Polymetallic nodules (natural mineral deposits that form on the ocean floor) are the basis of the discovery. These nodules, which are a mixture of various minerals, range in size from tiny particles to the size of an average potato.

The polymetallic nodules that produce this oxygen contain metals such as cobalt, nickel, copper, lithium and manganese, all of which are essential elements used in batteries,” says Geiger, co-author of the study.

“Several large-scale mining companies are now looking to extract these precious elements from the seabed at depths of between 3,000 and 6,000 metres below the surface. We need to rethink how to extract these materials, so as not to deplete the source of oxygen for life in the deep sea.”

Sweetman made the discovery while sampling the seafloor of the Clarion-Clipperton Zone, a mountainous underwater ridge that stretches nearly 4,500 miles across the northeast quadrant of the Pacific Ocean.

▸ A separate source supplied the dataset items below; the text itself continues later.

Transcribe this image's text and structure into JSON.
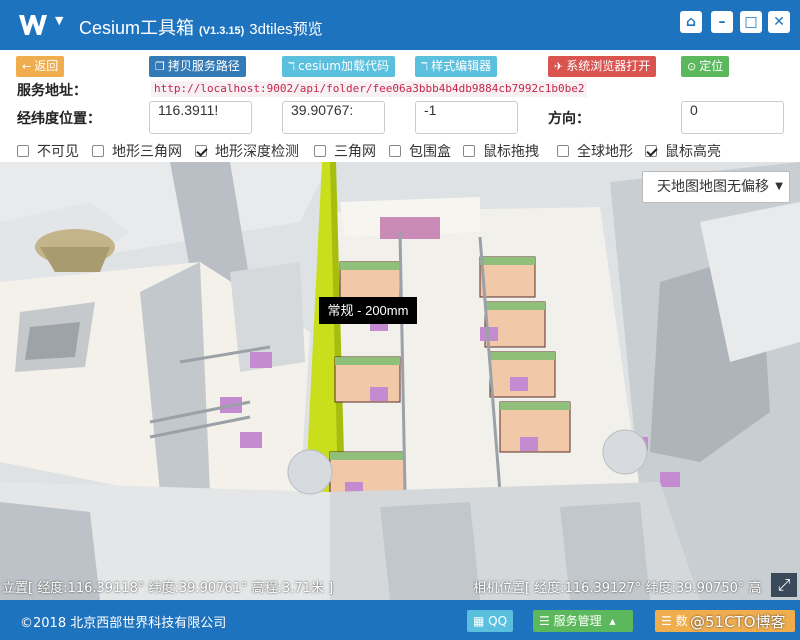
{
  "app": {
    "title": "Cesium工具箱",
    "version": "(V1.3.15)",
    "subtitle": "3dtiles预览",
    "window_buttons": [
      "home-icon",
      "minimize-icon",
      "maximize-icon",
      "close-icon"
    ]
  },
  "toolbar": {
    "back_label": "返回",
    "copy_path_label": "拷贝服务路径",
    "cesium_code_label": "cesium加载代码",
    "style_editor_label": "样式编辑器",
    "open_browser_label": "系统浏览器打开",
    "locate_label": "定位"
  },
  "service": {
    "label": "服务地址：",
    "url": "http://localhost:9002/api/folder/fee06a3bbb4b4db9884cb7992c1b0be2"
  },
  "position": {
    "label": "经纬度位置：",
    "lon": "116.3911!",
    "lat": "39.90767:",
    "height": "-1",
    "heading_label": "方向：",
    "heading": "0"
  },
  "checkboxes": [
    {
      "label": "不可见",
      "checked": false
    },
    {
      "label": "地形三角网",
      "checked": false
    },
    {
      "label": "地形深度检测",
      "checked": true
    },
    {
      "label": "三角网",
      "checked": false
    },
    {
      "label": "包围盒",
      "checked": false
    },
    {
      "label": "鼠标拖拽",
      "checked": false
    },
    {
      "label": "全球地形",
      "checked": false
    },
    {
      "label": "鼠标高亮",
      "checked": true
    }
  ],
  "viewer": {
    "basemap": "天地图地图无偏移",
    "tooltip": "常规 - 200mm",
    "mouse_pos": "立置[ 经度:116.39118° 纬度:39.90761° 高程:3.71米 ]",
    "camera_pos": "相机位置[ 经度:116.39127° 纬度:39.90750° 高"
  },
  "footer": {
    "copyright": "©2018 北京西部世界科技有限公司",
    "qq_label": "QQ",
    "service_mgmt_label": "服务管理",
    "data_label": "数",
    "watermark": "@51CTO博客"
  },
  "colors": {
    "primary": "#1e73be",
    "back": "#f0ad4e",
    "dark": "#337ab7",
    "info": "#5bc0de",
    "danger": "#d9534f",
    "success": "#5cb85c"
  }
}
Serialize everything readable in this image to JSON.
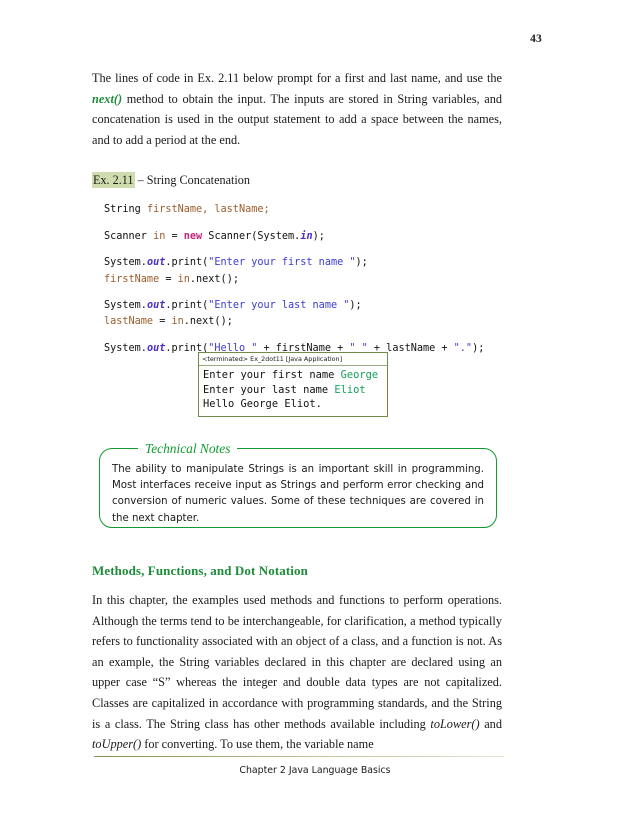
{
  "page": {
    "number": "43",
    "footer_text": "Chapter 2 Java Language Basics"
  },
  "intro_paragraph": {
    "part1": "The lines of code in Ex. 2.11 below prompt for a first and last name, and use the ",
    "code_term": "next()",
    "part2": " method to obtain the input.  The inputs are stored in String variables, and concatenation is used in the output statement to add a space between the names, and to add a period at the end."
  },
  "example": {
    "label": "Ex. 2.11",
    "title": " – String Concatenation",
    "highlight_color": "#cfdcae"
  },
  "code": {
    "lines": [
      [
        {
          "t": "String ",
          "c": "c-plain"
        },
        {
          "t": "firstName, lastName;",
          "c": "c-var"
        }
      ],
      [
        {
          "t": "Scanner ",
          "c": "c-plain"
        },
        {
          "t": "in",
          "c": "c-var"
        },
        {
          "t": " = ",
          "c": "c-plain"
        },
        {
          "t": "new",
          "c": "c-kw"
        },
        {
          "t": " Scanner(System.",
          "c": "c-plain"
        },
        {
          "t": "in",
          "c": "c-field"
        },
        {
          "t": ");",
          "c": "c-plain"
        }
      ],
      [
        {
          "t": "System.",
          "c": "c-plain"
        },
        {
          "t": "out",
          "c": "c-field"
        },
        {
          "t": ".print(",
          "c": "c-plain"
        },
        {
          "t": "\"Enter your first name \"",
          "c": "c-str"
        },
        {
          "t": ");",
          "c": "c-plain"
        }
      ],
      [
        {
          "t": "firstName",
          "c": "c-var"
        },
        {
          "t": " = ",
          "c": "c-plain"
        },
        {
          "t": "in",
          "c": "c-var"
        },
        {
          "t": ".next();",
          "c": "c-plain"
        }
      ],
      [
        {
          "t": "System.",
          "c": "c-plain"
        },
        {
          "t": "out",
          "c": "c-field"
        },
        {
          "t": ".print(",
          "c": "c-plain"
        },
        {
          "t": "\"Enter your last name \"",
          "c": "c-str"
        },
        {
          "t": ");",
          "c": "c-plain"
        }
      ],
      [
        {
          "t": "lastName",
          "c": "c-var"
        },
        {
          "t": " = ",
          "c": "c-plain"
        },
        {
          "t": "in",
          "c": "c-var"
        },
        {
          "t": ".next();",
          "c": "c-plain"
        }
      ],
      [
        {
          "t": "System.",
          "c": "c-plain"
        },
        {
          "t": "out",
          "c": "c-field"
        },
        {
          "t": ".print(",
          "c": "c-plain"
        },
        {
          "t": "\"Hello \"",
          "c": "c-str"
        },
        {
          "t": " + firstName + ",
          "c": "c-plain"
        },
        {
          "t": "\" \"",
          "c": "c-str"
        },
        {
          "t": " + lastName + ",
          "c": "c-plain"
        },
        {
          "t": "\".\"",
          "c": "c-str"
        },
        {
          "t": ");",
          "c": "c-plain"
        }
      ]
    ],
    "groups": [
      1,
      1,
      2,
      2,
      1
    ]
  },
  "console": {
    "title": "<terminated> Ex_2dot11 [Java Application]",
    "lines": [
      {
        "prompt": "Enter your first name ",
        "input": "George"
      },
      {
        "prompt": "Enter your last name ",
        "input": "Eliot"
      },
      {
        "prompt": "Hello George Eliot.",
        "input": ""
      }
    ],
    "input_color": "#14a05a",
    "border_color": "#6e8b4a"
  },
  "technical_notes": {
    "title": "Technical Notes",
    "body": "The ability to manipulate Strings is an important skill in programming.  Most interfaces receive input as Strings and perform error checking and conversion of numeric values.   Some of these techniques are covered in the next chapter.",
    "accent_color": "#0f9b2e"
  },
  "section": {
    "heading": "Methods, Functions, and Dot Notation",
    "heading_color": "#1e8c3a",
    "paragraph_part1": "In this chapter, the examples used methods and functions to perform operations.  Although the terms tend to be interchangeable, for clarification, a method typically refers to functionality associated with an object of a class, and a function is not.  As an example, the String variables declared in this chapter are declared using an upper case “S” whereas the integer and double data types are not capitalized.  Classes are capitalized in accordance with programming standards, and the String is a class.  The String class has other methods available including ",
    "method1": "toLower()",
    "paragraph_part2": " and ",
    "method2": "toUpper()",
    "paragraph_part3": " for converting.  To use them, the variable name"
  }
}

When his team initially detected oxygen, he assumed the equipment must be faulty..

“When we first got this data, we thought the sensors were faulty because all the deep-sea studies had only looked at oxygen being consumed rather than produced,” Sweetman said. “We would go back home and recalibrate the sensors, but over the course of 10 years, these strange oxygen readings kept coming back. We decided to use an alternative method that worked differently than the optode sensors we were using. When both methods yielded the same result, we knew we were onto something groundbreaking and unthinkable.”

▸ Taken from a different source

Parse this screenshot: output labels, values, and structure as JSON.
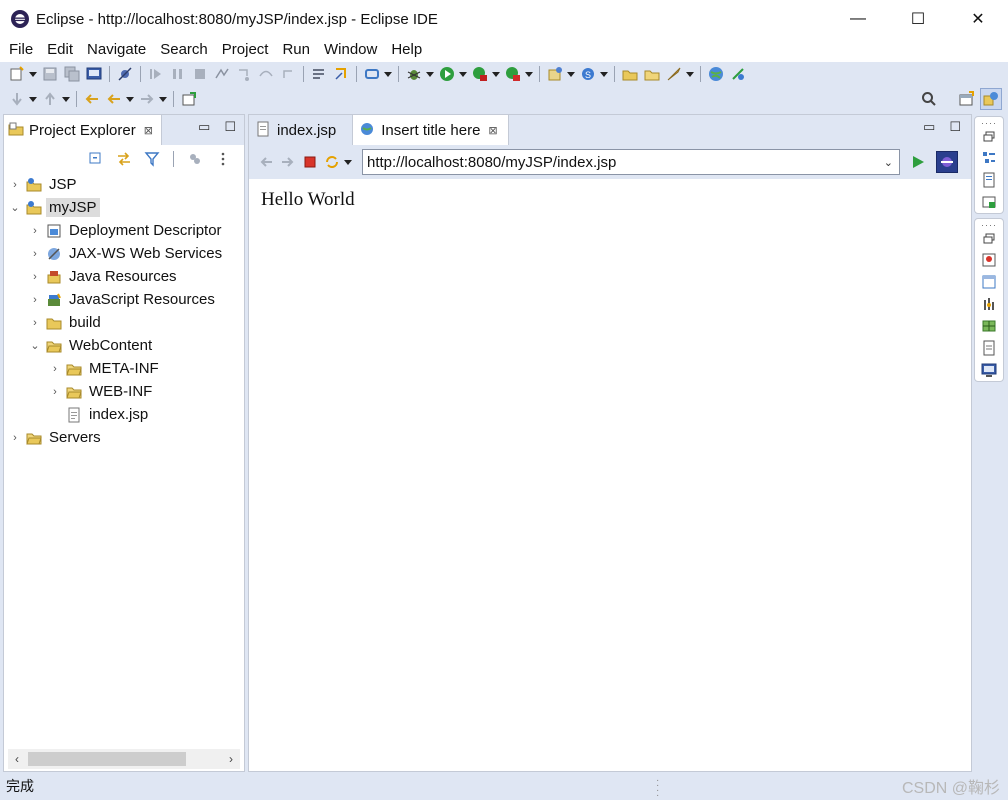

In the summer of 2023, Sweetman reached out to Geiger to discuss possible explanations for the source of the oxygen. In his previous work, Geiger found that rust, when combined with saltwater, can generate electricity. The researchers wondered if the polymetallic nodules in the deep ocean generated enough electricity to produce oxygen. This chemical reaction is part of a process called seawater electrolysis, which strips electrons from the oxygen atom in water.

To investigate this hypothesis, Sweetman sent several kilograms of polymetallic nodules, which were collected from the ocean floor, to Geiger’s lab at Northwestern. Sweetman also visited Northwestern last December and spent a week in Geiger’s lab. Just 1.5 volts (the same voltage as a regular AA battery) is enough to split seawater. Amazingly, The team recorded voltages of up to 0.95 volts on the surface of individual nodules.And when several nodes are grouped together, the voltage can be much more significant, as when batteries are connected in series.

“We seem to have discovered a natural ‘geobattery,'” Geiger says. “These geobatteries are the basis for a possible explanation of dark oxygen production in the ocean.” The researchers agree that the mining industry should take this discovery into account before planning deep-sea mining activities. According to Geiger, the total mass of polymetallic nodules in the Clarion-Clipperton zone alone is enough to meet global energy demand for decades. But Geiger sees the mining activities of the 1980s as a warning.

In 2016 and 2017, marine biologists visited sites that were mined in the 1980s and found that not even bacteria had recovered in the mined areas.“, Geiger points out.

“However, in unexploited regions, marine life flourished. It is still unknown why such ‘dead zones’ persist for decades. However, This puts a major asterisk on strategies for deep seabed mining, as the diversity of ocean floor fauna in nodule-rich areas is greater than in more diverse rainforests.“, he concludes.